Je me rapproche du brasero, il fait froid. Les autres engloutissent rillettes et saucissons qui n’ont rien de superflus. Je fais de même tandis que M. Letoublon poursuit : « Le grand changement concerne les travaux d’entretien. Nous allons refaire le fossé de ceinture de l’étang et aménager les rives et berges de manière à ce qu’elles soient plus attractives pour la flore et la faune. Il devrait y avoir une expertise préliminaire. Il faudra aussi revoir le système de vannes et de grilles. Il devrait y avoir aussi d’autres améliorations, plus spécifiques à la faune, mais là, j’avoue, nous sommes dans le flou. En fait, nous manquons un peu de lisibilité. Par exemple, il est dit dans le contrat que 5 % des étangs engagés dans la procédure Natura 2000 seront contrôlés chaque année. Mais pour le moment, c’est tout ce que nous savons. Nous ignorons aussi s’il est prévu un suivi écologique de certaines espèces. En théorie, tout propriétaire qui souscrit au “ Code des bonnes pratiques de l’étang dombiste ” doit faire établir un diagnostic de l’état des lieux des habitats présents et du mode de gestion de l’étang. Il doit également suivre des recommandations visant à améliorer la qualité environnementale ou les résultats économiques de l’étang dans le respect des bonnes pratiques. Ce diagnostic obligatoire est gratuit pour les propriétaires. Il n’a pas été encore réalisé. Par exemple, nous avons constaté que la phragmite est en régression, nous ignorons pourquoi.
Mais vous savez… continue-t-il plus bas, il n’y a plus d’animateur de site. Notre seul interlocuteur est désormais la DDAF. Il nous faudrait des groupes techniques travaillant sur les mesures à prendre en faveur de la faune… »
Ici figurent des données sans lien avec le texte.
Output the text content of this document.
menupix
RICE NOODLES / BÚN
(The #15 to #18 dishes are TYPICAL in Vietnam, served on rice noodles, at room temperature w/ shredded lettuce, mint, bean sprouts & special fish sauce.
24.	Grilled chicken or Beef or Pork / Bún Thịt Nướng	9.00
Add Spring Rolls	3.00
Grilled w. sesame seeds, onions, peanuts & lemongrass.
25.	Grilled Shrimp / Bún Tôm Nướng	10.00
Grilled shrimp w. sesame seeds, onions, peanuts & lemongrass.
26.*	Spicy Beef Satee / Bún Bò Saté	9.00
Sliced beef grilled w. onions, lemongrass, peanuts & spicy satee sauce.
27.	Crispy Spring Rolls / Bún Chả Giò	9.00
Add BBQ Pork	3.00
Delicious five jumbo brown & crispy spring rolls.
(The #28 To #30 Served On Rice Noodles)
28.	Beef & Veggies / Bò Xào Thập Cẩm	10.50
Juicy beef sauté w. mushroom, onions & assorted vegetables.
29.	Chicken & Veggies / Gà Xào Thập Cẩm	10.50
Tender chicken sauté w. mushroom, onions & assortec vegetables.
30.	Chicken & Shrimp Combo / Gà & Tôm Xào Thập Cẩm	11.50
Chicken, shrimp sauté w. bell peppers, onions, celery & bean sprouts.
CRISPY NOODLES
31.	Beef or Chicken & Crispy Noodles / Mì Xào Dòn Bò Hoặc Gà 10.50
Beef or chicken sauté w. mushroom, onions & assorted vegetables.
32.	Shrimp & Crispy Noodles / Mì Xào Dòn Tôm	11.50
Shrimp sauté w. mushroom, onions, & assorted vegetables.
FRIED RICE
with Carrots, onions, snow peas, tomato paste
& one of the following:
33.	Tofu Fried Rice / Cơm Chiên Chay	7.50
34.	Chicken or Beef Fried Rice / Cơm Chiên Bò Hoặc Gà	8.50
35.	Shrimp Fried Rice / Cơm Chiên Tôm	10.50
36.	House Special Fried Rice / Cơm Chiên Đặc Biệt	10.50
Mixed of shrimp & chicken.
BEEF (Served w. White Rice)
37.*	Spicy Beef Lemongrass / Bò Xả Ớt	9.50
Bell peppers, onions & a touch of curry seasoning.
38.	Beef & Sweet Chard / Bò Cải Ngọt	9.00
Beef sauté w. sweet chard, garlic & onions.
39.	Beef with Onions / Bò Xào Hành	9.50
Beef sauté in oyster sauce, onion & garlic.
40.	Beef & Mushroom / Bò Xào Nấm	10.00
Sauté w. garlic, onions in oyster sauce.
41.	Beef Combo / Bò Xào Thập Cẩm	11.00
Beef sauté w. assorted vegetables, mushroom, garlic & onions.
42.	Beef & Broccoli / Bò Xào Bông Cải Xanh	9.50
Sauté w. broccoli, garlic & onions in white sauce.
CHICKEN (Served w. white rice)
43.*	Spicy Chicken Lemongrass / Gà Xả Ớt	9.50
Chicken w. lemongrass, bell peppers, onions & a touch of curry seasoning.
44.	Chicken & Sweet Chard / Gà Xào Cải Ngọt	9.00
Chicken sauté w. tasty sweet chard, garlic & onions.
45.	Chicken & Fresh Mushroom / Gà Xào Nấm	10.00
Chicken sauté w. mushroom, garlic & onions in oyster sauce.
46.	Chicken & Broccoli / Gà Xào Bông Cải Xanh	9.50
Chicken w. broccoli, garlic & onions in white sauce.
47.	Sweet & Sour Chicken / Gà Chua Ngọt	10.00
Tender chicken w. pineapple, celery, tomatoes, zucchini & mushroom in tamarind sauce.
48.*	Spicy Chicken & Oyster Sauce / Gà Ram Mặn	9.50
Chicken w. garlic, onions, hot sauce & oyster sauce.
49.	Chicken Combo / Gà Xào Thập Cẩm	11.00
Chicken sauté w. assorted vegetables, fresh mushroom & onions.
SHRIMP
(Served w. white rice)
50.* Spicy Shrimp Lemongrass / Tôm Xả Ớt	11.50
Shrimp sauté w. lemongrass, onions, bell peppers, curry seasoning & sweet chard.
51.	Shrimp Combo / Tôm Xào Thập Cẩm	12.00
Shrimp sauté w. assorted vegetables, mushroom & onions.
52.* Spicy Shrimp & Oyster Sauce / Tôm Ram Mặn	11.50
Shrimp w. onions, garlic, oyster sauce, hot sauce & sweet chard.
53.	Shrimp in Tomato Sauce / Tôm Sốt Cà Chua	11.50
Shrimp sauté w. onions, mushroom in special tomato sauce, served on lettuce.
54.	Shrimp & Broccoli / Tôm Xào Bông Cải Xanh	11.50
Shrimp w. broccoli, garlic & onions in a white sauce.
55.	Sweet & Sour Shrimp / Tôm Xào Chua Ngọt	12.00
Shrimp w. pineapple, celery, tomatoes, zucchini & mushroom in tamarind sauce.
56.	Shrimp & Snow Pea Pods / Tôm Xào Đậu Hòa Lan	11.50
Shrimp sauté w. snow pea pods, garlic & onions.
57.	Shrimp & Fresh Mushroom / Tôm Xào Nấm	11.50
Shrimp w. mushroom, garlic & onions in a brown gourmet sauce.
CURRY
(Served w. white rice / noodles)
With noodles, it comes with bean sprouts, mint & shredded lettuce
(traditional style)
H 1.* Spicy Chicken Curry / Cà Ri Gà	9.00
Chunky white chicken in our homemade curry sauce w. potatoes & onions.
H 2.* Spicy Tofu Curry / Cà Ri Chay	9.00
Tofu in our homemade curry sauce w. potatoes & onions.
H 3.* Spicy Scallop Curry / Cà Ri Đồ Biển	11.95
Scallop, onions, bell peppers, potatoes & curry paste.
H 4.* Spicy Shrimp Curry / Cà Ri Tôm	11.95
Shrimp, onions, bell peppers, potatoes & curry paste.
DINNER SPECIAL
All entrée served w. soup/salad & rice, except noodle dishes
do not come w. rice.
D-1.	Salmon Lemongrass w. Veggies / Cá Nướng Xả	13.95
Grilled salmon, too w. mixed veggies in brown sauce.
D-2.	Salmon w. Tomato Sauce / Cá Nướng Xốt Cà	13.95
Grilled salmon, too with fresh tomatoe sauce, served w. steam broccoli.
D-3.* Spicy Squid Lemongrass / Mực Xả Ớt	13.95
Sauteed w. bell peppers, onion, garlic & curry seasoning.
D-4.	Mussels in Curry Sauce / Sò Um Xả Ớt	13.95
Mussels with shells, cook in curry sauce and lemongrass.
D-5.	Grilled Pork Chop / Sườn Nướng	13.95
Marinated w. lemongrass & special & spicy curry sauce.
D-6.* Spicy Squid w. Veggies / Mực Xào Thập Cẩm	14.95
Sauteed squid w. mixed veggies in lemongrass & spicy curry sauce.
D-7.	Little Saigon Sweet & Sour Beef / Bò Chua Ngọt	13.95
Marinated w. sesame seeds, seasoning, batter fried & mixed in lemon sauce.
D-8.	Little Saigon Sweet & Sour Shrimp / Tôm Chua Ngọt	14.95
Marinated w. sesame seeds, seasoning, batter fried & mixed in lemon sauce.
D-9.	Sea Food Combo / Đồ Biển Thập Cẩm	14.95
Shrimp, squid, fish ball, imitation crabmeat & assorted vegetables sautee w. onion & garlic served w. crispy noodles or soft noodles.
Le triage reprend avec les fruits du deuxième filet : perches-soleils et gardons s’amoncellent. Attention à ne pas abîmer les écailles ! Pas de poissons-chats. Tant mieux, car le code de bonne pratique de l’étang dombiste prévoit la destruction à la chaux vive de cette espèce. Petite déception sur le visage de Mireille, la propriétaire : « L’année dernière nous avions deux tonnes ! » Benoît, le neveu, n’était pas venu depuis vingt ans. Il attendait une pêche quasi miraculeuse. Idéalisation d’enfant ou baisse de la ressource ? De l’avis du patron pêcheur, la quantité varie selon les années et les étangs, on ne peut pas tirer de conclusions hâtives. Sous ses ordres bon enfant, nos mains plongent dans une montagne grouillante qui se dérobe. Je cherche le poisson d’or qui fait exaucer des vœux. Par exemple : l’arrivée de nouveaux animateurs sur ces sites orphelins !
1. Table de triage du poisson
2. Évolage. Période pendant laquelle les
étangs sont pleins d’eau et donnent du poisson ; elle est suivie de l’assec. Ancien adjectif eveux ou evol qui signifie aqueux.